5. Rasa Menggelitik Di Dada

Aku hanya bisa melongo melihat suasana sekolah siang ini dari depan kelasku yang menghadap lapangan. Cukup ramai, beberapa anggota dan calon anggota OSIS sibuk hilir mudik mempersiapkan kegiatan LDK mereka. Para peserta LDK itu kemudian berbaris di lapangan untuk mendengarkan pesan dari para guru dan pembina OSIS. Berbagai doa mereka panjatkan agar diberi kemudahan dan kelancaran dalam melaksanakan semua kegiatan mereka.
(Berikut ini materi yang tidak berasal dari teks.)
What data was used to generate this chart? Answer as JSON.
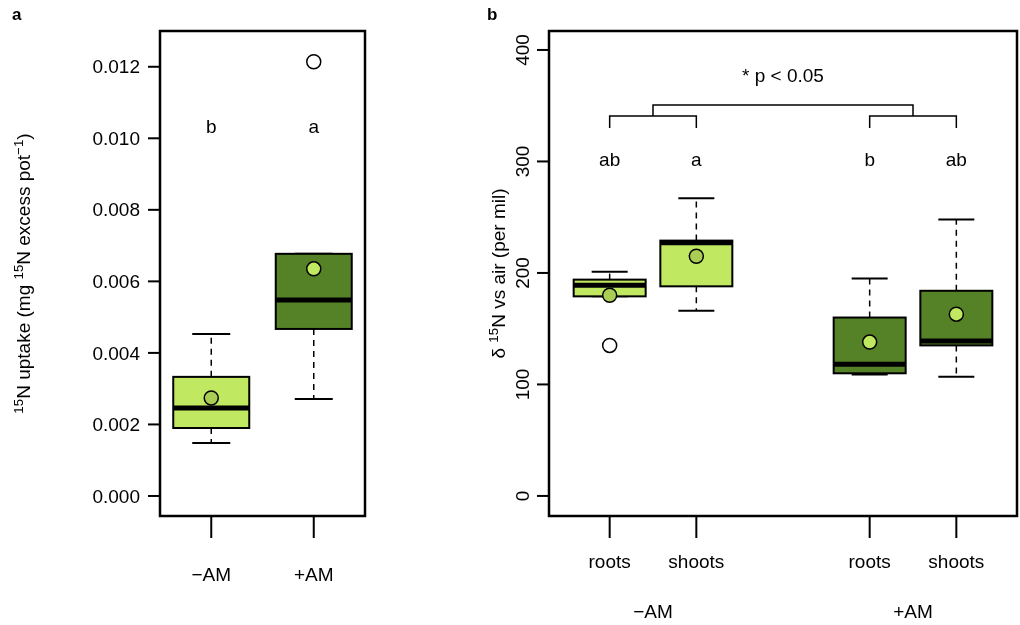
{
  "chart_data": [
    {
      "type": "box",
      "title": "a",
      "ylabel": "$^{15}$N uptake (mg $^{15}$N excess pot$^{−1}$)",
      "categories": [
        "−AM",
        "+AM"
      ],
      "colors": [
        "#c0e860",
        "#558226"
      ],
      "ylim": [
        -0.00056,
        0.013
      ],
      "yticks": [
        {
          "value": 0,
          "label": "0.000"
        },
        0.002,
        0.004,
        0.006,
        0.008,
        {
          "value": 0.01,
          "label": "0.010"
        },
        0.012
      ],
      "boxes": [
        {
          "low": 0.00148,
          "q1": 0.0019,
          "median": 0.00246,
          "q3": 0.00333,
          "high": 0.00453,
          "mean": 0.00274
        },
        {
          "low": 0.00271,
          "q1": 0.00467,
          "median": 0.00548,
          "q3": 0.00677,
          "high": 0.00677,
          "mean": 0.00635,
          "outliers": [
            0.01214
          ]
        }
      ],
      "annotations": [
        "b",
        "a"
      ]
    },
    {
      "type": "box",
      "title": "b",
      "ylabel": "δ $^{15}$N vs air (per mil)",
      "categories": [
        "roots",
        "shoots",
        null,
        "roots",
        "shoots"
      ],
      "colors": [
        "#c0e860",
        "#c0e860",
        null,
        "#558226",
        "#558226"
      ],
      "ylim": [
        -18,
        417
      ],
      "yticks": [
        0,
        100,
        200,
        300,
        400
      ],
      "boxes": [
        {
          "low": 179,
          "q1": 179,
          "median": 189,
          "q3": 194,
          "high": 201,
          "mean": 180,
          "outliers": [
            135
          ]
        },
        {
          "low": 166,
          "q1": 188,
          "median": 227,
          "q3": 229,
          "high": 267,
          "mean": 215
        },
        null,
        {
          "low": 109,
          "q1": 110,
          "median": 118,
          "q3": 160,
          "high": 195,
          "mean": 138
        },
        {
          "low": 107,
          "q1": 135,
          "median": 139,
          "q3": 184,
          "high": 248,
          "mean": 163
        }
      ],
      "annotations": [
        "ab",
        "a",
        "b",
        "ab",
        "* p < 0.05",
        "−AM",
        "+AM"
      ]
    }
  ]
}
Dari kejauhan aku hanya bisa memperhatikan teman-temanku yang sibuk berjalan kesana-kemari memeriksa segala perlengkapan yang akan mereka bawa nanti. Mereka semua terlihat antusias dan gembira tak seperti apa yang kurasakan saat ini. Ada sedikit rasa kesepian di hati, ketika hampir semua teman dekatku bergabung dengan OSIS. Mereka terlampau sibuk untuk kuajak bicara. Akhirnya, aku memilih melangkah menuju kantin yang kini terlihat mulai lengang. Sedikit camilan manis mungkin bisa mengembalikan mood-ku.

Baru saja akan berbelok ke arah kantin ketika tanganku tiba-tiba ditarik oleh Vano yang kebetulan melintas.

"Mi, anterin gue ke toko buku sebentar!" Tanpa basa-basi Vano langsung memyeretku untuk mengikuti langkah lebarnya.

"Eeee~ Pelan-pelan!" protesku yang nyaris jatuh tersandung kakiku sendiri.

"Enggak ada waktu, bentar lagi gue mau berangkat!"

Vano terus saja menarikku hingga tiba di sebuah toko buku yang terletak di seberang gang sekolah kami. Sementara kakiku melangkah menyeimbangi langkah cepat cowok itu, di dadaku tiba-tiba muncul gemuruh badai yang membuat jantungku berdebar semakin kencang. Bahkan suaranya nyaris terdengar keluar. Dan entah kenapa ada suatu perasaan aneh yang muncul dari debaran jantungku yang tak beraturan ini. Seperti sesuatu yang menggelitik sampai ke dasar relung hatiku yang hampa dan membuatnya seakan memiliki melodi irama yang merdu. Seperti ada berbagai macam senandung lagu indah yang sedang dimainkan di sana.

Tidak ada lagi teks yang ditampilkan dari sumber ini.